Neither party disputed that this Court has jurisdiction to revisit and revise a judgment at any time before the final order is perfected if to do so would be in accordance with the overriding objective to deal with the case justly: In Re L (Children) (Preliminary Finding – Power to Reverse) [2013] UKSC 8; [2013] 1 WLR 634, per Baroness Hale JSC (as she then was) at [16] to [27].
C2/D2
I set out my judgment on C2/D2, with photographs, at paragraphs 137 to 150 of the Main Judgment. The photographs show that C2 was available in wine, and D2 was available in dark rose. I found that D2 infringes UKUDR and CUDR in C2.
The Defendants now submit that D2 was also available in sage, shown here:
In my judgment, for the purposes of CUDR, the sage colour would strike the informed user such that D2 would produce on the informed user a different overall impression to C2 in wine. Therefore, whilst D2 in sage infringes UKUDR in C2, it does not infringe CUDR in C2 in wine.
C12/D12
I set out my judgment on C12/D12, with photographs, at paragraphs 196 to 209 of the Main Judgment. The photographs show that C12 was available in white, and D12 was available in sage. I found that D12 infringes UKUDR and CUDR in C12.
The Defendants now submit that D12 was also available in rose, shown here:
In my judgment, for the purposes of CUDR, the rose colour would strike the informed user such that D12 would produce on the informed user a different overall impression to C12 in white. Therefore, whilst D12 in rose infringes UKUDR in C12, it does not infringe CUDR in C12 in white.
C13/D13
I set out my judgment on C13/D13, with photographs, at paragraphs 210 to 223 of the Main Judgment. The photographs show that C13 and D13 were both available in black. I found that D13 infringes UKUDR and CUDR in C13.
The Defendants now submit that D13 was also available in mocha, also referred to as otter brown, shown here:
In my judgment, for the purposes of CUDR, the mocha colour would not strike the informed user such that D13 in mocha would produce on the informed user a different overall impression to C13 in black. The black and mocha colours are quite close and the difference would not strike the informed user. Given the other striking aspects of the shapes of the garments, the small difference in shade would not strike the informed user so as to produce a different overall impression. Therefore, D13 in mocha infringes both UKUDR and CUDR in C13.
C35/D35
I set out my judgment on C35/D35, with photographs, at paragraphs 253 to 264 of the Main Judgment. The photographs show that C35 and D35 were both available in baby pink. I found that D35 infringes UKUDR and CUDR in C35.

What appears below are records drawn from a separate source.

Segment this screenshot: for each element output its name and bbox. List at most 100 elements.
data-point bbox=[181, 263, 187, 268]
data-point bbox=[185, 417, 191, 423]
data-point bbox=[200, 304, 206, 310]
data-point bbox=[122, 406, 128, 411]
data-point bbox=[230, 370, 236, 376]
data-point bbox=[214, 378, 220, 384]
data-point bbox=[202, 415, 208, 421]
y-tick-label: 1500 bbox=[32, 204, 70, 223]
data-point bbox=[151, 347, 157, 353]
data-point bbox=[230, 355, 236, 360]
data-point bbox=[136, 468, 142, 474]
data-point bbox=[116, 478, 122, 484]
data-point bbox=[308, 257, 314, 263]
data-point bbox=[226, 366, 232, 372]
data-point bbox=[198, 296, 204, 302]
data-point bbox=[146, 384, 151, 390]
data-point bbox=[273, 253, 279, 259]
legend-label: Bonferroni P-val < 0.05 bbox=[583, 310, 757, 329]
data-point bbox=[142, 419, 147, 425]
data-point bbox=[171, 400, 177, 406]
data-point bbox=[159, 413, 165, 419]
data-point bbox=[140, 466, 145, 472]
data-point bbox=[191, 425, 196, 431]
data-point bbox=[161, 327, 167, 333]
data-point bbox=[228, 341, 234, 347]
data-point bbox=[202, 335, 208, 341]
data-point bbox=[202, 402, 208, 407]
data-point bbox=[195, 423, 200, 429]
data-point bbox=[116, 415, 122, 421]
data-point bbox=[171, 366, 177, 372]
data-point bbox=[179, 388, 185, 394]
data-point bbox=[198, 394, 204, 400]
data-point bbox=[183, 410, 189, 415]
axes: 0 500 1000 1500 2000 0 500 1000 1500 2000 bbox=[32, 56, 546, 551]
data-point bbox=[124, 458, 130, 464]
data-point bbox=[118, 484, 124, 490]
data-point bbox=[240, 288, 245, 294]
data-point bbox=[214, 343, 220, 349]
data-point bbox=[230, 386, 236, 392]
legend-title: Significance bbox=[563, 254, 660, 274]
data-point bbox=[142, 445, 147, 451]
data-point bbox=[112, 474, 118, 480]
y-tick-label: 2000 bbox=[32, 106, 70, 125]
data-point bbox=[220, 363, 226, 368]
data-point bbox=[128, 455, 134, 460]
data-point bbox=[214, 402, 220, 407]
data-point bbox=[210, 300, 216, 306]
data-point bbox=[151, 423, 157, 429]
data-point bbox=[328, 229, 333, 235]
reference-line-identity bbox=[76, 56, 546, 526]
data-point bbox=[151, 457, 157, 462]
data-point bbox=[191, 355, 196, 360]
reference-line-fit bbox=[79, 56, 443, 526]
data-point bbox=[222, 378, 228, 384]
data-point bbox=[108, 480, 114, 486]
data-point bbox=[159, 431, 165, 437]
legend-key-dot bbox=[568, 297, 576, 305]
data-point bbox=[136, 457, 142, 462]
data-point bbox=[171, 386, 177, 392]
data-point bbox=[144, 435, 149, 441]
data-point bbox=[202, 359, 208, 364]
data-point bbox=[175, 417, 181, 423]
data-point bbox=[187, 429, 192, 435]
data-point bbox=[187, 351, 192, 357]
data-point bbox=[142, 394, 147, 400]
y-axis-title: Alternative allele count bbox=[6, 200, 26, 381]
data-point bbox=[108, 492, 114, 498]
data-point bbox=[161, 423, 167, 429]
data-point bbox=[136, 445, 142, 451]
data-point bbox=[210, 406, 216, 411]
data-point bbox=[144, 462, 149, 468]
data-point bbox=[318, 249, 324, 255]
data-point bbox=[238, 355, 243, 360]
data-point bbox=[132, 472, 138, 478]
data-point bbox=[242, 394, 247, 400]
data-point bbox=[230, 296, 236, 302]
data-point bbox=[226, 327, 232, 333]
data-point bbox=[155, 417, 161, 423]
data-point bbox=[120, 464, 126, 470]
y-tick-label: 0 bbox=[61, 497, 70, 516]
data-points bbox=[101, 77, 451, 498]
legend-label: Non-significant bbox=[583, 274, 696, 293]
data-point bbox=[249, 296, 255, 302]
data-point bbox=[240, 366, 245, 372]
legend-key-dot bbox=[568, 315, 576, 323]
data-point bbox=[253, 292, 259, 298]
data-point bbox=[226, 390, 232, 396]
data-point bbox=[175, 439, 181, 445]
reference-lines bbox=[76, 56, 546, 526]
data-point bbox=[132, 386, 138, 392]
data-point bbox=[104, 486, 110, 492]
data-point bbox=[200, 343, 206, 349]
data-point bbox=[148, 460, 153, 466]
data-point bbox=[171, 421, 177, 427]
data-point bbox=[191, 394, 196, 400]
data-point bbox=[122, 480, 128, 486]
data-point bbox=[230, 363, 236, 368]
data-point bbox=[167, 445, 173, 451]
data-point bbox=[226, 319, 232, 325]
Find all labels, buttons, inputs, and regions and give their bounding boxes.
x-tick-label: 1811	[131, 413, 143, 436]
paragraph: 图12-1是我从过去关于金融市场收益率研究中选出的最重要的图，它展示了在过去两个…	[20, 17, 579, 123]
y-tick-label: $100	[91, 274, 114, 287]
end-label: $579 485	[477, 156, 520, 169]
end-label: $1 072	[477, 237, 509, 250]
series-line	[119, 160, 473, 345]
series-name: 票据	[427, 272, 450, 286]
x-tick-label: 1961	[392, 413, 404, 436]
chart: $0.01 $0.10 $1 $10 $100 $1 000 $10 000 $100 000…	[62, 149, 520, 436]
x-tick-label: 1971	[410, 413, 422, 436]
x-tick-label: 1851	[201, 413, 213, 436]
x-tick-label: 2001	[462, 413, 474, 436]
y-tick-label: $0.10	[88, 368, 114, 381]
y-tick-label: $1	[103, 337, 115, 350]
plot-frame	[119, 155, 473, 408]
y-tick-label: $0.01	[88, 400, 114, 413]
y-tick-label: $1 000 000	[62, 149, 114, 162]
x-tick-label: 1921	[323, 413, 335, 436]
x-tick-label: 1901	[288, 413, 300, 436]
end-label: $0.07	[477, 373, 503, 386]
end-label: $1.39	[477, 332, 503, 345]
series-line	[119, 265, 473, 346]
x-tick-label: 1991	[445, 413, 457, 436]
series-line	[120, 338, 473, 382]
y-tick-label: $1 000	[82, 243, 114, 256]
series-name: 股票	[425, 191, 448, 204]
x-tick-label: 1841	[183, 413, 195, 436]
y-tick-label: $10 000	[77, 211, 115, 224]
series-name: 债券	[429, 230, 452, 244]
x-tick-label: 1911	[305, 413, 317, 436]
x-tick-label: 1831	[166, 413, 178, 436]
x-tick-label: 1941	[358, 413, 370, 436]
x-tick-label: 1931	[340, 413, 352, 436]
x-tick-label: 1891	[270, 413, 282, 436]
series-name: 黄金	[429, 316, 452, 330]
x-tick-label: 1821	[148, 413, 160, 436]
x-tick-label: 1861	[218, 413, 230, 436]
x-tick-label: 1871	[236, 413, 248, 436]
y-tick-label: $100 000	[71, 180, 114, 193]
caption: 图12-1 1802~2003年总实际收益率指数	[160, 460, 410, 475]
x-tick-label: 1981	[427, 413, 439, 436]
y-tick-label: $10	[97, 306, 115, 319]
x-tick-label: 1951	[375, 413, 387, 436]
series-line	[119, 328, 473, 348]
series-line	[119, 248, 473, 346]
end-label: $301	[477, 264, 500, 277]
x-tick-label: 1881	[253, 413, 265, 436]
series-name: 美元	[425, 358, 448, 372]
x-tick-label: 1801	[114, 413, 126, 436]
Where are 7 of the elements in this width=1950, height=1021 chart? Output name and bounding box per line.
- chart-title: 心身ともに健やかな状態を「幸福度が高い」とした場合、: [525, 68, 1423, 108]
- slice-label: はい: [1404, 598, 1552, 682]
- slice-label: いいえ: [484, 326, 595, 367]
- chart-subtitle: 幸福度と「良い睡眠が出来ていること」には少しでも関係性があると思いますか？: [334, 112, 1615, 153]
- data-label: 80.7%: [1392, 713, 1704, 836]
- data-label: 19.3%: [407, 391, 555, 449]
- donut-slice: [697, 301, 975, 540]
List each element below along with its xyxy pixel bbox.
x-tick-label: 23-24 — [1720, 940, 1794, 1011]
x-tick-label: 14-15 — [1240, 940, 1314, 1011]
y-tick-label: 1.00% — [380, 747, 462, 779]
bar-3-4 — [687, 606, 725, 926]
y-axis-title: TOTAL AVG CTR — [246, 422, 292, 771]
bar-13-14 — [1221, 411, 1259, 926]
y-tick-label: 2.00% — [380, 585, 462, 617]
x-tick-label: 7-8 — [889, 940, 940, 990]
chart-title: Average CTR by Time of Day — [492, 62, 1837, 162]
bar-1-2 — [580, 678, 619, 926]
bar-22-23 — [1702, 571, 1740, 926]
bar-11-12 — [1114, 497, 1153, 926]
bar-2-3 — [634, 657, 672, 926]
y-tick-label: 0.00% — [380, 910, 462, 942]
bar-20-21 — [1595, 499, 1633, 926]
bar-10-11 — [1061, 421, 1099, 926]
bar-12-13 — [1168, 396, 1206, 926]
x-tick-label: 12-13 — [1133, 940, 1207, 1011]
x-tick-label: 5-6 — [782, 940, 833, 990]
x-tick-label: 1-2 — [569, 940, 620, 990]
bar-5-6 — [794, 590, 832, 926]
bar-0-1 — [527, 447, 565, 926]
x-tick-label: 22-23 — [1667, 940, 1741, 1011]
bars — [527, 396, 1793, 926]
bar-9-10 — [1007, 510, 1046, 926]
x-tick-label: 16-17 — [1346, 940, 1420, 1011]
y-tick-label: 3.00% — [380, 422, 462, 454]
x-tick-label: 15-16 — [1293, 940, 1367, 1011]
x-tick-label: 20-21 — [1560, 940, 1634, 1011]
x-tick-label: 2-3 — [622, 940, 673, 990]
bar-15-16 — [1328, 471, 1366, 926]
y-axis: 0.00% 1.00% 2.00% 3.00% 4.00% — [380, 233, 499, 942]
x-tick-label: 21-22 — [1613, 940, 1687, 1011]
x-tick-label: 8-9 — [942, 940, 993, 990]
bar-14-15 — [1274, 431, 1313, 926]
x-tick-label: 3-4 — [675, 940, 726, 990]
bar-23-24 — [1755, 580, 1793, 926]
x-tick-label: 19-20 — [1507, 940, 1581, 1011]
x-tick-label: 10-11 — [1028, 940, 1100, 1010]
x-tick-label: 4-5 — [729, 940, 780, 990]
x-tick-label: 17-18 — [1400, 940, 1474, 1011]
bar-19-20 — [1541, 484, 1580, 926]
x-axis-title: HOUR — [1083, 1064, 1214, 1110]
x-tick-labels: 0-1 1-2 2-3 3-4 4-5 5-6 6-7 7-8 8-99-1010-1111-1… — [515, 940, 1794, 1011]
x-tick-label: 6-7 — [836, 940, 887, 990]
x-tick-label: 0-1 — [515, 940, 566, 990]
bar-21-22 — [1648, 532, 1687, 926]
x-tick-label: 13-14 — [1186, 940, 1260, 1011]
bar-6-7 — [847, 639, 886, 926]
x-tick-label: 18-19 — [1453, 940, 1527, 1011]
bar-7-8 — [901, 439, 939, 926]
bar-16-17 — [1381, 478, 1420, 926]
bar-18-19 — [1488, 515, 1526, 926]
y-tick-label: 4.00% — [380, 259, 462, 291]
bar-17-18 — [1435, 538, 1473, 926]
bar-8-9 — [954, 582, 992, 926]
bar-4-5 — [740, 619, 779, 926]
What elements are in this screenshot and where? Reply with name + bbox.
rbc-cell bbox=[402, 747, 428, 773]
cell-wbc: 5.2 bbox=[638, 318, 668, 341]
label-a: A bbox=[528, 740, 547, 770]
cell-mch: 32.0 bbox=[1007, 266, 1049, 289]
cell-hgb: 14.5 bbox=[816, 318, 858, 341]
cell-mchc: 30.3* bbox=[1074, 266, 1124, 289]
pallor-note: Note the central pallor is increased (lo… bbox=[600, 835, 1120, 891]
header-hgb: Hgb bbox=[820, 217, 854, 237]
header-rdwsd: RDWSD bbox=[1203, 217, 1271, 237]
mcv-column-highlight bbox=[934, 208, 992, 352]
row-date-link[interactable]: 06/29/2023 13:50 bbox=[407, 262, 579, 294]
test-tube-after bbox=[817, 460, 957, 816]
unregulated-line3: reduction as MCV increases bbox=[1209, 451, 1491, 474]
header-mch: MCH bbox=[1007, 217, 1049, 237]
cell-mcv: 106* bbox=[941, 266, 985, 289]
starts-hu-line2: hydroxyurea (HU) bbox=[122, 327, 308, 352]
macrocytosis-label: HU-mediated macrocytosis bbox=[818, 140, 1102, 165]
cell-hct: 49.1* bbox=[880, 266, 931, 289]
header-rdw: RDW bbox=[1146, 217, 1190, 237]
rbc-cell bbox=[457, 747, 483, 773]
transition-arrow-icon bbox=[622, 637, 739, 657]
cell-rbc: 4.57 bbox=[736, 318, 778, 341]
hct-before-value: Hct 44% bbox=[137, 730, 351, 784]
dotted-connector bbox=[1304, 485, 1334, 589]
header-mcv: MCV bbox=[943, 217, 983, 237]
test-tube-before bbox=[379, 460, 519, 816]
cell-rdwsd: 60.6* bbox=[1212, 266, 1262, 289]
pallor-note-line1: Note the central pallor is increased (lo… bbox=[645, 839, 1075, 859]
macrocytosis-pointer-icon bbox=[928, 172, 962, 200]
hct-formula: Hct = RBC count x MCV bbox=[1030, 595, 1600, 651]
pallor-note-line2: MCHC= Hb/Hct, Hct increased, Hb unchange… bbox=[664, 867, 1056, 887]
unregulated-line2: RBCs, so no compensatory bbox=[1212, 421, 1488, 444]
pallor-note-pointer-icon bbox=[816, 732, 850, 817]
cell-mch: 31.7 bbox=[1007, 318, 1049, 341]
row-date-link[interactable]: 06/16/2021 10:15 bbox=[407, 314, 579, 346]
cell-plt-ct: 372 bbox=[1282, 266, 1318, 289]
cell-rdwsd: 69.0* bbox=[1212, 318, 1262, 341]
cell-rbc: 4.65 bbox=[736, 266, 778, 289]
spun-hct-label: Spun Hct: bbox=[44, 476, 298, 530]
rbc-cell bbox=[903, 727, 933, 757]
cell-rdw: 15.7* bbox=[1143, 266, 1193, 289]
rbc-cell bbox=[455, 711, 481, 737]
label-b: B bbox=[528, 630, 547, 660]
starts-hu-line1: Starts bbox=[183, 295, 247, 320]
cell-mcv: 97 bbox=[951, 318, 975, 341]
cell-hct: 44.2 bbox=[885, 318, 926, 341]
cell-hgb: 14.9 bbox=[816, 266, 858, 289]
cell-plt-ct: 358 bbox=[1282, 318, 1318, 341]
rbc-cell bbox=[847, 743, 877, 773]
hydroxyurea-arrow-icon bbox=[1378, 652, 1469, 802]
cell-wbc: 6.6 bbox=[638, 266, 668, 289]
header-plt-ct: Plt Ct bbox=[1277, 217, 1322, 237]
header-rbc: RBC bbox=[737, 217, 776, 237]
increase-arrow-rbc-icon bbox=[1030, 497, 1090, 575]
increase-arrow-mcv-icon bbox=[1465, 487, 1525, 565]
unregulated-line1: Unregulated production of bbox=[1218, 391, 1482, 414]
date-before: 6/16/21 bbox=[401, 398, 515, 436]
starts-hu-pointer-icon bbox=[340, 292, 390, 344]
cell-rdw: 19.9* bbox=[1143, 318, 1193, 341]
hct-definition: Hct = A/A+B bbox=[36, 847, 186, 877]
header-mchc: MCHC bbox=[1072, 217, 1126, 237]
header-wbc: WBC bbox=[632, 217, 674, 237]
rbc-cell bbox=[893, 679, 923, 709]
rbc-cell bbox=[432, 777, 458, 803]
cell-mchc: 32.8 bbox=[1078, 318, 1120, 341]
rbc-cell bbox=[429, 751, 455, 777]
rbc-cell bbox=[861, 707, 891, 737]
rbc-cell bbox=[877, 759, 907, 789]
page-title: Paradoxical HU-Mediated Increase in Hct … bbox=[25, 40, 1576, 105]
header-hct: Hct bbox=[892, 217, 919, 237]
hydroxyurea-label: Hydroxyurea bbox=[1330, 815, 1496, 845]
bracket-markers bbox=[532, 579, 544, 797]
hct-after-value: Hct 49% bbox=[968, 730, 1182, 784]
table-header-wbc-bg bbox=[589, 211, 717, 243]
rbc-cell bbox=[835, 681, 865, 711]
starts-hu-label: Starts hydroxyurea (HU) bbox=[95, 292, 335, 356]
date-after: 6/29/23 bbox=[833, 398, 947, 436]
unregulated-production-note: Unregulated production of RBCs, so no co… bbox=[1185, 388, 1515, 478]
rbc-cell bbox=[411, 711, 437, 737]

The Defendants now submit that D35 was also available in blue, shown here:
In my judgment, for the purposes of CUDR, the blue colour would strike the informed user such that D35 in blue would produce on the informed user a different overall impression to C35 in pink. Whilst the pink and blue colours are both pastel tones, the overall impressions created by the pink and blue garments differ. Therefore, D35 in blue does not infringe CUDR in C35 in pink.
I am hopeful that this additional guidance will assist the parties in now agreeing the disposal of the remaining UKUDR and CUDR claims in relation to the 71 Remaining Garments.